My third post as a guest editor for The Hollywood Reporter's Pret-a-Reporter is an essay about how I made it in the fashion industry.
It all started when I got my first internship at age 16. I was lucky enough to be working closely with Nicole Miller, who was incredibly nurturing. She offered to review my sketches and gave me invaluable insight into how fashion really operates as well as very instrumental design directions.
Being a person who thrives on interacting with interesting people, I was very much on the scene in NYC throughout high school. And that helped me establish a large group of friends in many different places— I made my first dress for Karen Elson when I was just 16.
Thanks to a pre-college summer course at Parsons, I learned about the strategic system of fashion design. From there, I interned at the Costume Institute at the Met — it was incredible! And that really kicked off of my love for the history of fashion — an obsession with the cut of clothing.

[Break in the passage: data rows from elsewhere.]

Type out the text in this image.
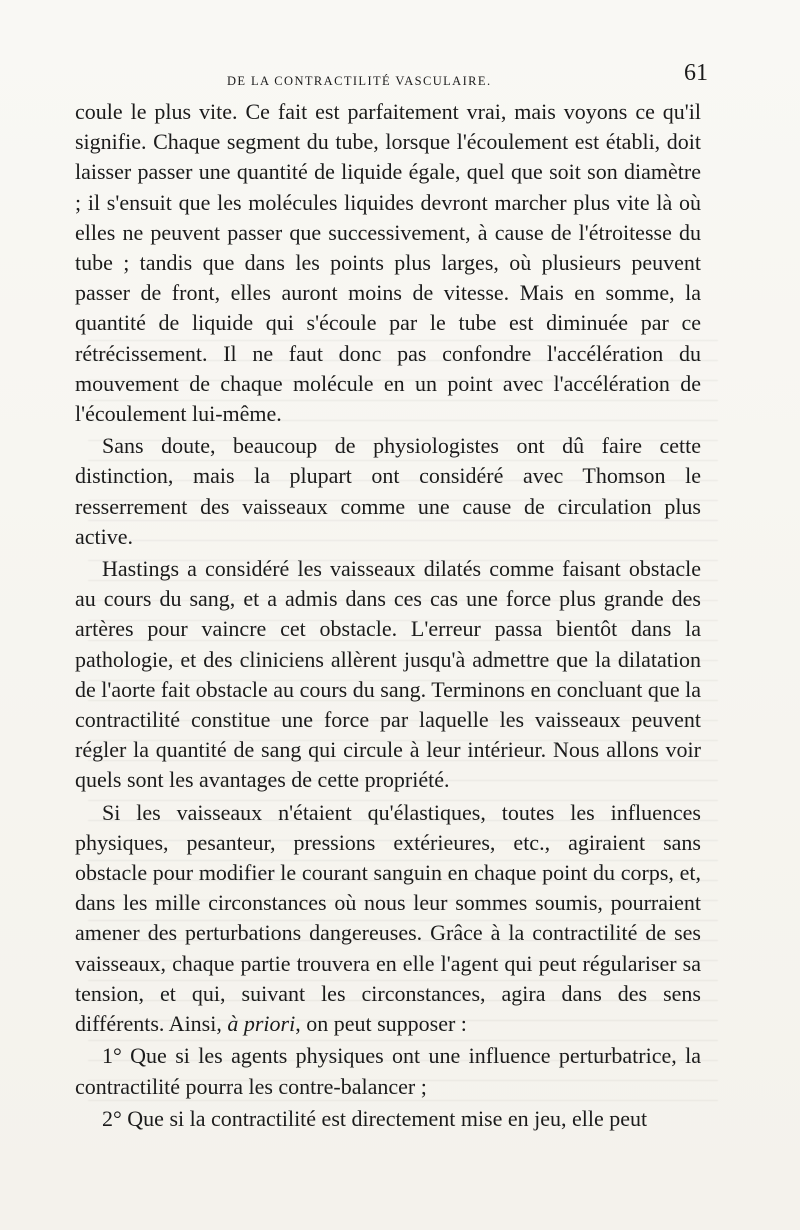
DE LA CONTRACTILITÉ VASCULAIRE.	61

coule le plus vite. Ce fait est parfaitement vrai, mais voyons ce qu'il signifie. Chaque segment du tube, lorsque l'écoulement est établi, doit laisser passer une quantité de liquide égale, quel que soit son diamètre ; il s'ensuit que les molécules liquides devront marcher plus vite là où elles ne peuvent passer que successivement, à cause de l'étroitesse du tube ; tandis que dans les points plus larges, où plusieurs peuvent passer de front, elles auront moins de vitesse. Mais en somme, la quantité de liquide qui s'écoule par le tube est diminuée par ce rétrécissement. Il ne faut donc pas confondre l'accélération du mouvement de chaque molécule en un point avec l'accélération de l'écoulement lui-même.

Sans doute, beaucoup de physiologistes ont dû faire cette distinction, mais la plupart ont considéré avec Thomson le resserrement des vaisseaux comme une cause de circulation plus active.

Hastings a considéré les vaisseaux dilatés comme faisant obstacle au cours du sang, et a admis dans ces cas une force plus grande des artères pour vaincre cet obstacle. L'erreur passa bientôt dans la pathologie, et des cliniciens allèrent jusqu'à admettre que la dilatation de l'aorte fait obstacle au cours du sang. Terminons en concluant que la contractilité constitue une force par laquelle les vaisseaux peuvent régler la quantité de sang qui circule à leur intérieur. Nous allons voir quels sont les avantages de cette propriété.

Si les vaisseaux n'étaient qu'élastiques, toutes les influences physiques, pesanteur, pressions extérieures, etc., agiraient sans obstacle pour modifier le courant sanguin en chaque point du corps, et, dans les mille circonstances où nous leur sommes soumis, pourraient amener des perturbations dangereuses. Grâce à la contractilité de ses vaisseaux, chaque partie trouvera en elle l'agent qui peut régulariser sa tension, et qui, suivant les circonstances, agira dans des sens différents. Ainsi, à priori, on peut supposer :

1° Que si les agents physiques ont une influence perturbatrice, la contractilité pourra les contre-balancer ;

2° Que si la contractilité est directement mise en jeu, elle peut
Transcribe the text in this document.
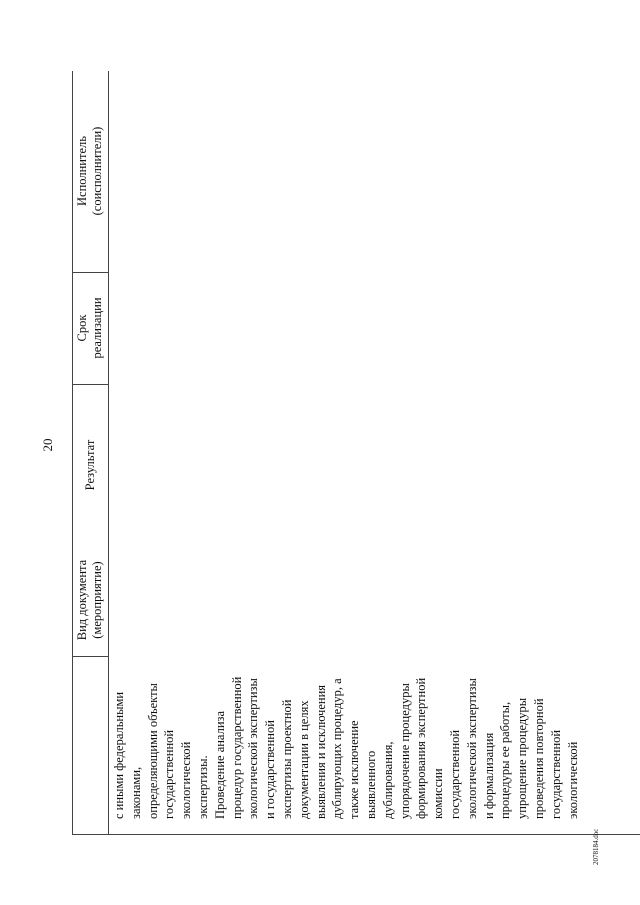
20
Вид документа (мероприятие)
Результат
Срок реализации
Исполнитель (соисполнители)
с иными федеральными законами, определяющими объекты государственной экологической экспертизы. Проведение анализа процедур государственной экологической экспертизы и государственной экспертизы проектной документации в целях выявления и исключения дублирующих процедур, а также исключение выявленного дублирования, упорядочение процедуры формирования экспертной комиссии государственной экологической экспертизы и формализация процедуры ее работы, упрощение процедуры проведения повторной государственной экологической
2078184.doc
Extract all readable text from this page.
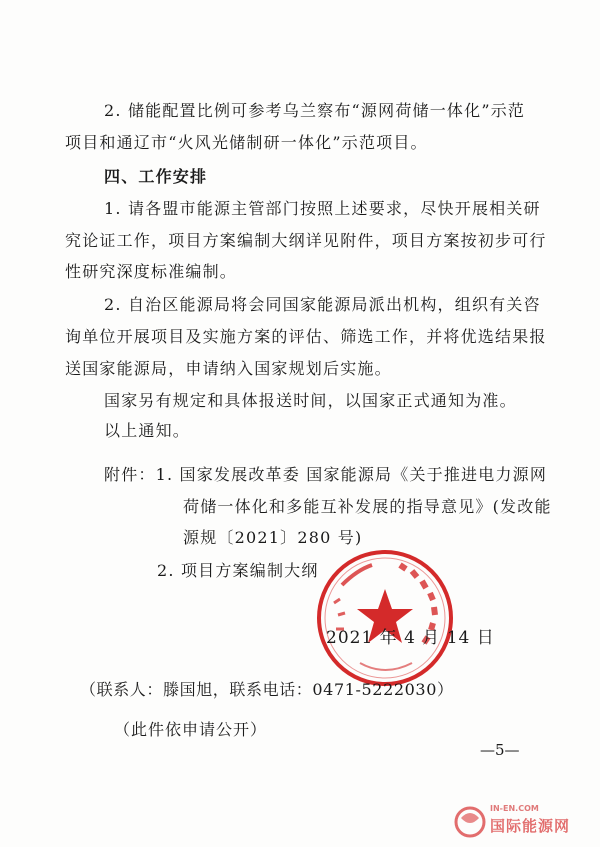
2. 储能配置比例可参考乌兰察布“源网荷储一体化”示范
项目和通辽市“火风光储制研一体化”示范项目。
四、工作安排
1. 请各盟市能源主管部门按照上述要求，尽快开展相关研
究论证工作，项目方案编制大纲详见附件，项目方案按初步可行
性研究深度标准编制。
2. 自治区能源局将会同国家能源局派出机构，组织有关咨
询单位开展项目及实施方案的评估、筛选工作，并将优选结果报
送国家能源局，申请纳入国家规划后实施。
国家另有规定和具体报送时间，以国家正式通知为准。
以上通知。
附件：1. 国家发展改革委 国家能源局《关于推进电力源网
荷储一体化和多能互补发展的指导意见》(发改能
源规〔2021〕280 号)
2. 项目方案编制大纲
2021 年 4 月 14 日
（联系人：滕国旭，联系电话：0471-5222030）
（此件依申请公开）
—5—
IN-EN.COM
国际能源网
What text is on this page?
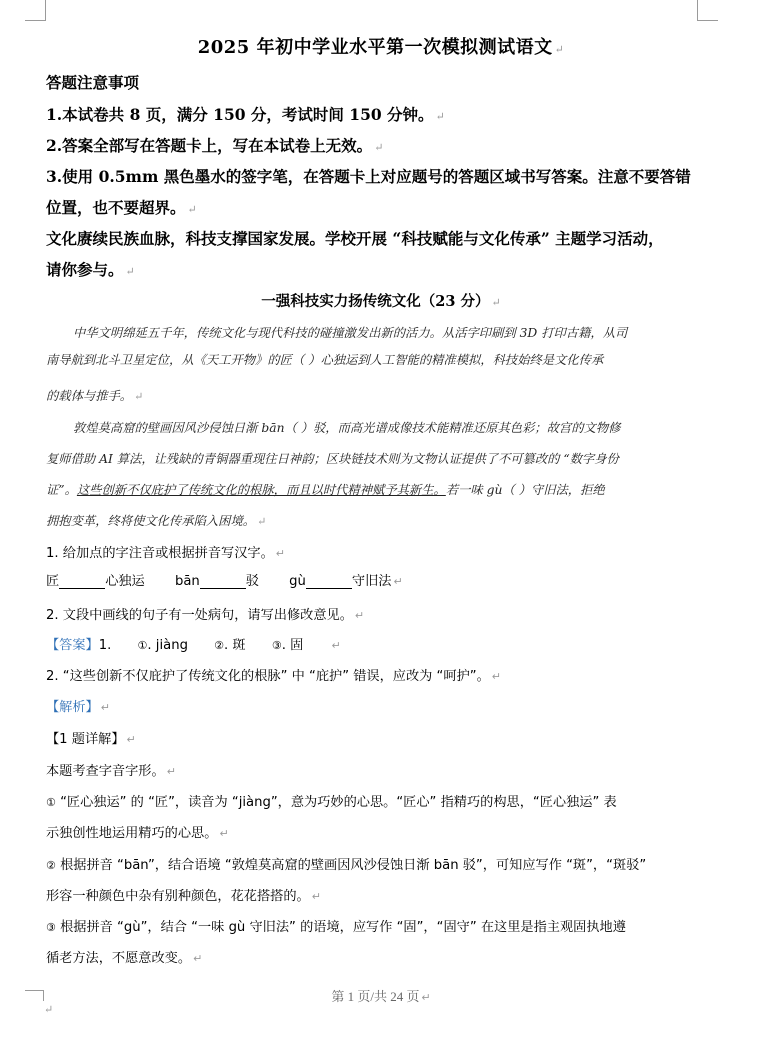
2025 年初中学业水平第一次模拟测试语文 ↵
答题注意事项
1.本试卷共 8 页，满分 150 分，考试时间 150 分钟。 ↵
2.答案全部写在答题卡上，写在本试卷上无效。 ↵
3.使用 0.5mm 黑色墨水的签字笔，在答题卡上对应题号的答题区域书写答案。注意不要答错
位置，也不要超界。 ↵
文化赓续民族血脉，科技支撑国家发展。学校开展 “科技赋能与文化传承” 主题学习活动，
请你参与。 ↵
一强科技实力扬传统文化（23 分） ↵
中华文明绵延五千年，传统文化与现代科技的碰撞激发出新的活力。从活字印刷到 3D 打印古籍，从司
南导航到北斗卫星定位，从《天工开物》的匠（ ）心独运到人工智能的精准模拟，科技始终是文化传承
的载体与推手。 ↵
敦煌莫高窟的壁画因风沙侵蚀日渐 bān（ ）驳，而高光谱成像技术能精准还原其色彩；故宫的文物修
复师借助 AI 算法，让残缺的青铜器重现往日神韵；区块链技术则为文物认证提供了不可篡改的 “数字身份
证”。这些创新不仅庇护了传统文化的根脉，而且以时代精神赋予其新生。若一味 gù（ ）守旧法，拒绝
拥抱变革，终将使文化传承陷入困境。 ↵
1. 给加点的字注音或根据拼音写汉字。 ↵
匠	心独运 bān	驳 gù	守旧法 ↵
2. 文段中画线的句子有一处病句，请写出修改意见。 ↵
【答案】1. ①. jiàng ②. 斑 ③. 固	↵
2. “这些创新不仅庇护了传统文化的根脉” 中 “庇护” 错误，应改为 “呵护”。 ↵
【解析】 ↵
【1 题详解】 ↵
本题考查字音字形。 ↵
① “匠心独运” 的 “匠”，读音为 “jiàng”，意为巧妙的心思。“匠心” 指精巧的构思，“匠心独运” 表
示独创性地运用精巧的心思。 ↵
② 根据拼音 “bān”，结合语境 “敦煌莫高窟的壁画因风沙侵蚀日渐 bān 驳”，可知应写作 “斑”，“斑驳”
形容一种颜色中杂有别种颜色，花花搭搭的。 ↵
③ 根据拼音 “gù”，结合 “一味 gù 守旧法” 的语境，应写作 “固”，“固守” 在这里是指主观固执地遵
循老方法，不愿意改变。 ↵
第 1 页/共 24 页 ↵
↵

During that time, I came across a community of fashion historians and restoration people who propelled my fashion history education. I will never forget the talented curator Richard Martin, who’s since passed. His body of work reflected his inspiring love of fashion as an art form and putting it into historical contexts. He was brilliant and played a pivotal role in my development as a creator.
And then came the daunting question of university and what to study — design school or not? That was a big decision to make. I applied to Central St. Martins and moved to London.
London was my launchpad. It was the place where I was able to submerse myself in the beguiling British culture. My first roommate was my fit model and a dear friend, a writer and model named Jessica Joffe, who I’d met in a nightclub. I’d made her a muse of mine.
I had also met Naomi Campbell in London, who started commissioning pieces from me and began teaching me the essential importance of the perfect fit. She shared with me all of the amazing educational tips she had compiled from working with amazing designers her whole career.
MODERN MUSES: Posen with models Crystal Renn (left) and Erin O'Connor at the Metropolitan Opera's Opening Night, 2012
At that point, press had started — Fashion TV was coming to film in my little basement in London, and Julie Gilhart from Barneys flew in to look at my work. Simultaneously, I was living with my friend, photographer Vanina Sorrenti, who was working for British Vogue. She had established herself as an up-and-coming feminist fashion photographer, so that gave me a real glimpse into the British fashion world.
I turned 21 and I came back to New York for the summer, and I was either going to start looking for a job or start my own line. The interest from retailers was growing: Henri Bendel was visiting my studio — first a junior buyer, then an assistant buyer and finally the fashion director came, and I put on an impromptu show in my parents’ living room — and that led to my first order. We started producing it with one pattern maker and one sewer in my parents’ living room.
We had no money to make an entire collection, so my mom, who had been a corporate lawyer on Wall Street, negotiated that the retailers pay at least half of the order up front. This had not really been done since the 1970s in fashion, but it’s what made it actually feasible.
Subsequently, I received a grant to do my first full fashion show. We had no PR. We were running everything in-house on instincts and intuition. We hired two more sewers and put together our first runway. I had all of my muses and girlfriends, from Jemima Kirke to Erin O’Connor to Paz de la Huerta, in the show. It was a celebration. But then it became a real business — the line got picked up by Neiman Marcus, Saks, Bergdorf and all the major retailers. I was also receiving the love from press — Anna Wintour was a great early supporter and champion of mine, and she has since remained a really close friend and mentor.
After my first show, my upstairs neighbor in the loft where I grew up was going to Harvard, and he introduced me to Natalie Portman. Natalie and I became very good friends and “red-carpet-dated” for multiple events. After my second show, I was flown out to L.A. to do my first trunk show at Tracey Ross. I had never spent a lot of time in L.A. (I don’t drive). Then I met this incredible woman I was staying with named Lisa Love, the West Coast editor of Vogue, and a plethora of extraordinary women, who remain very close to me — Jacqui Getty and Lisa and writer Nona Summers. I definitely fell in love with Los Angeles and found an inspiration in the actresses I dressed. They have become a huge part of my work as a fashion designer today.
Since my first L.A. endeavor, I started going to Oscar week every year. At first, I would go alone and navigate though fittings and what I call the “celebrity dressing PR ninjas.” I was only 22 at the time. It was then that I started training young professionals who come along with me on the trip. Now I’d love to design costumes for film. I’m waiting for the right project, but I’m definitely ready. It’s on my wish list.
When you start as a young designer, you have to overcome some obstacles, some hoops. But it makes you a much stronger artist. Otherwise, you become stuck in a repetitious banal existence. If you really want to create timeless, memorable moments with the work you do, you have to take risks, especially in fashion. Fashion is very much like film, as there’s such a symbiotic relationship between art and commerce. I’m going to quote Stephen Sondheim — “Opportunity is not a lengthy visitor.”